How can we help you?

In May this year, the Department of Energy Security and Net Zero (DESNZ) announced Wave 3 of the Social Housing Decarbonisation Fund (SHDF) - with available funding of up to £1.25 billion to help social landlords undertake retrofit energy efficiency works.

The official launch is expected imminently and should include the publication of the final guidance documents, timelines and draft contracts. 

DESNZ published their initial guidance documentation in May and while many of the key principles of earlier SHDF waves remain (e.g. landlords expected to co-fund 50% of the grant amounts and properties required to meet EPC C), there are also significant changes associated with Wave 3. While we await the final details from DESNZ, what should social landlords be considering? 

Which application route will you take?

DESNZ have announced two different application routes for Wave 3: the Challenge Fund and the Strategic Partnership. These have different requirements in terms of application process and delivery.

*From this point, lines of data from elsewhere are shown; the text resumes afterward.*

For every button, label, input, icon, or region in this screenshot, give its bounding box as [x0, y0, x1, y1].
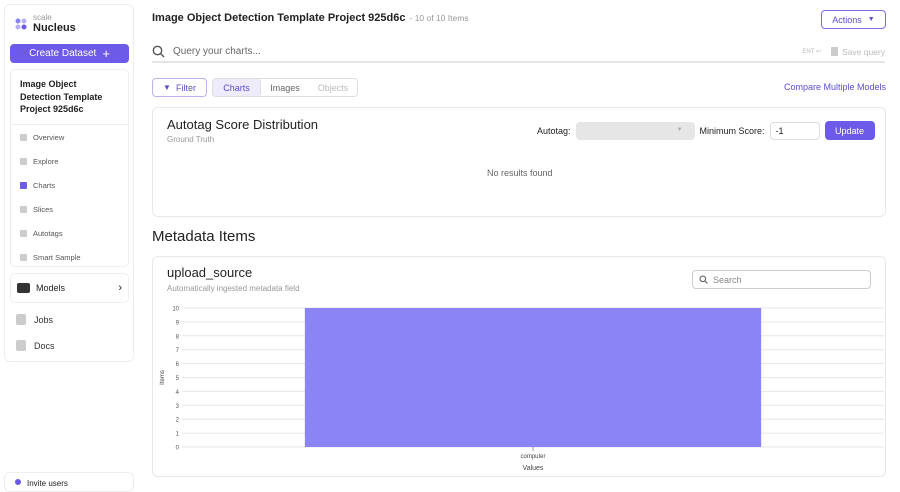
bar-chart: 0 1 2 3 4 5 6 7 8 9 10 computer Values Items	[160, 307, 884, 472]
y-tick-label: 2	[176, 418, 180, 424]
y-tick-label: 9	[176, 320, 180, 326]
y-tick-label: 10	[172, 307, 179, 313]
y-tick-label: 7	[176, 348, 180, 354]
y-tick-label: 8	[176, 334, 180, 340]
y-tick-label: 5	[176, 376, 180, 382]
x-tick-label: computer	[520, 454, 545, 460]
y-axis-label: Items	[160, 370, 166, 385]
y-tick-label: 0	[176, 446, 180, 452]
y-tick-label: 4	[176, 390, 180, 396]
x-axis-label: Values	[523, 465, 544, 472]
y-tick-label: 3	[176, 404, 180, 410]
y-tick-label: 1	[176, 432, 180, 438]
y-tick-label: 6	[176, 362, 180, 368]
bar-computer[interactable]	[304, 308, 762, 447]
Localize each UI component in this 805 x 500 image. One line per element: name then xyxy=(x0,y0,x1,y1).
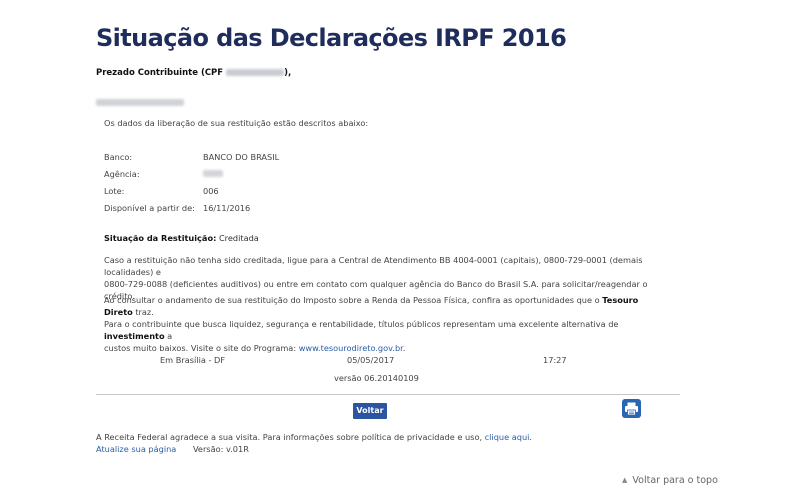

The Challenge Fund does not involve a competitive process, and the majority of landlords are expected to apply for funding through this route. All applications that meet the minimum eligibility criteria will be guaranteed funding (but the funding amounts may be varied by DESNZ). To give landlords further certainty in the delivery of the works (e.g. onboarding contractors, obtaining tenant consents, completing retrofit assessments etc) and to increase the chances of successful delivery, funding can be drawn down on a phased basis. Landlords will only be required to provide DESNZ with detailed information of the properties and works at the point when they are ready to commence each phase. DESNZ is also encouraging applications from landlords with less than one thousand homes, and, to demonstrate its commitment, DESNZ have set aside £30 million of funding from the Challenge Fund for smaller landlords.

The Strategic Partnership is open to a smaller pool of landlords, it is aimed at the larger landlords with a proven track record of past SHDF delivery (under the SHDF Demonstrator and previous waves) who are looking to retrofit thousands of homes under Wave 3 and who have the capability to deliver retrofit at scale and meet the "strategic priorities" outlined by DESNZ. This is a competitive process and therefore funding is not guaranteed. That said, landlords who are unsuccessful in their applications can re-apply through the Challenge Fund route.

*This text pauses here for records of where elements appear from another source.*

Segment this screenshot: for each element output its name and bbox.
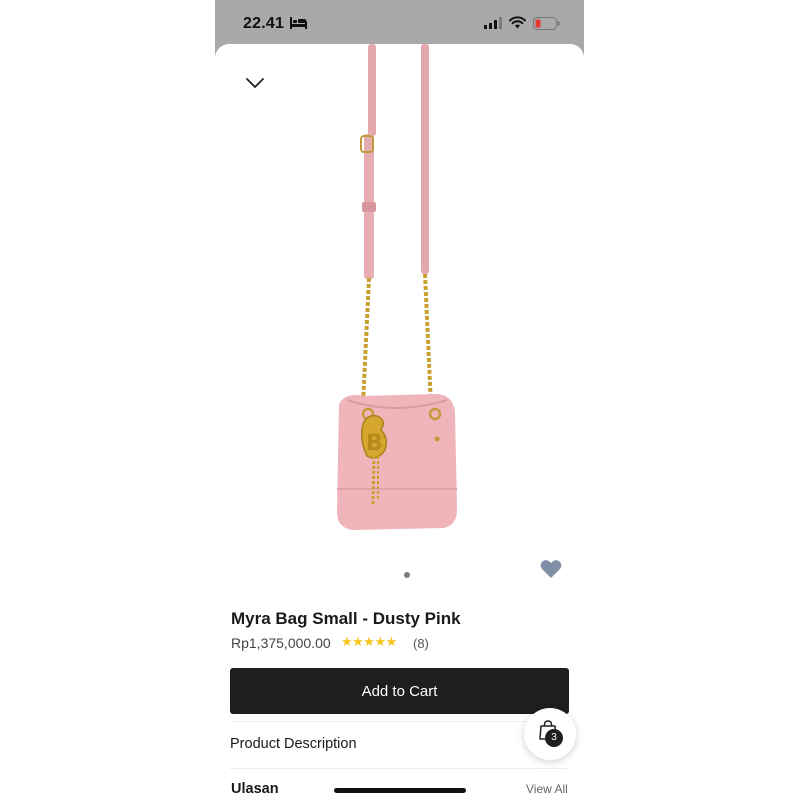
battery-low-icon xyxy=(533,17,560,30)
view-all-reviews-link[interactable]: View All xyxy=(526,782,568,796)
home-indicator[interactable] xyxy=(334,788,466,793)
divider xyxy=(230,768,569,769)
svg-text:B: B xyxy=(366,431,383,456)
product-title: Myra Bag Small - Dusty Pink xyxy=(231,609,461,628)
status-bar: 22.41 xyxy=(215,0,584,46)
wifi-icon xyxy=(509,16,526,29)
status-time: 22.41 xyxy=(243,15,285,32)
product-sheet: B Myra Bag Small - Dusty Pink Rp1,375,00… xyxy=(215,44,584,800)
product-image[interactable]: B xyxy=(325,44,475,539)
rating-count[interactable]: (8) xyxy=(413,636,429,651)
phone-screen: 22.41 B Myra Bag Small - Dusty Pink Rp1,… xyxy=(215,0,584,800)
product-description-row[interactable]: Product Description xyxy=(230,736,357,752)
bed-icon xyxy=(290,17,307,29)
chevron-down-icon[interactable] xyxy=(244,75,266,91)
cellular-signal-icon xyxy=(484,17,502,29)
product-price: Rp1,375,000.00 xyxy=(231,635,331,651)
carousel-dot[interactable] xyxy=(404,572,410,578)
floating-cart-button[interactable]: 3 xyxy=(524,708,576,760)
add-to-cart-button[interactable]: Add to Cart xyxy=(230,668,569,714)
rating-stars[interactable]: ★★★★★ xyxy=(341,634,397,650)
reviews-heading: Ulasan xyxy=(231,781,279,797)
divider xyxy=(230,721,569,722)
heart-icon[interactable] xyxy=(540,559,562,579)
cart-count-badge: 3 xyxy=(545,729,563,747)
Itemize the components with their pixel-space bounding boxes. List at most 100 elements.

Which properties will you retrofit?

  • EPC: As with previous waves, social housing of all archetypes below EPC C will be eligible for funding. There are limited circumstances where homes with a rating of EPC C or higher can be included: (i) on an infill basis or (ii) if the homes are eligible for low carbon heating measures. A maximum cap of 10% of all homes in a bid is allowed to be at EPC C or above.
  • Non-social homes: Private homes including leasehold and shared ownership homes may also qualify for funding on an infill basis but there is a cap of 30% of all homes in a bid allowed to be non-social homes. While there is no obligation under the funding documents for the owners of the non-social homes to contribute to the costs of the works, social landlords may look to recover a proportion of their co-funding costs via the service charge mechanism under the lease. In order to do this, landlords will need to run s.20 consultations prior to commencing the works and also consider Florrie's Law in respect of the capped amounts they can recover from leaseholders for grant funded works.
  • Previous waves: Wave 3 applications can include homes that were retrofitted under the SHDF Demonstrator or Wave 1 but these homes are only eligible for low carbon heating measures. Homes retrofitted under Wave 2 of SHDF are not eligible under Wave 3.

What measures will you undertake?

  • Low Carbon Heating: DESNZ is encouraging low carbon heating installations and will offer £20,000 per home to install low carbon heating measures and other associated energy efficiency measures (including PV panels and increased insulation to help mitigate any increased energy costs from the low carbon heating measures). This applies to homes that are on the gas grid and is only available for up to 10% of all homes in each application. No match funding is required from landlords for this. For homes that are off the gas grid, there is a separate cost cap of £7,500 per home per application for Low Carbon Heating measures (this is in addition to the existing £7,500 cost cap available to all homes for energy efficiency measures).
  • The role of fabric – While the "fabric first" approach is no longer an explicit requirement, landlords are still expected to focus on measures that lower household energy bills including wall, loft and underfloor insulation. The continued requirement to comply with PAS2035 requirements and the requirement for properties to meet a minimum of EPC C, ensures that improving the fabric of properties remains an essential requirement of SHDF. Wave 3 provides for a single £7,500 cost cap of grant funding per home per application. This is separate from the cost caps for low carbon heating measures.

What are the next steps?

While the official Wave 3 application launch is awaited, there are still a number of ways that landlords can be preparing. This includes understanding your stock, considering whether s.20 consultations need to be run for any leasehold properties, deciding on your procurement strategy for the works, considering any consortium arrangements and starting the tenant engagement process. Wave 3 offers a significant opportunity for landlords in terms of the largest amount of funding available to date alongside a longer delivery window for the works and will be a welcome step forward in the sector's decarbonisation journey.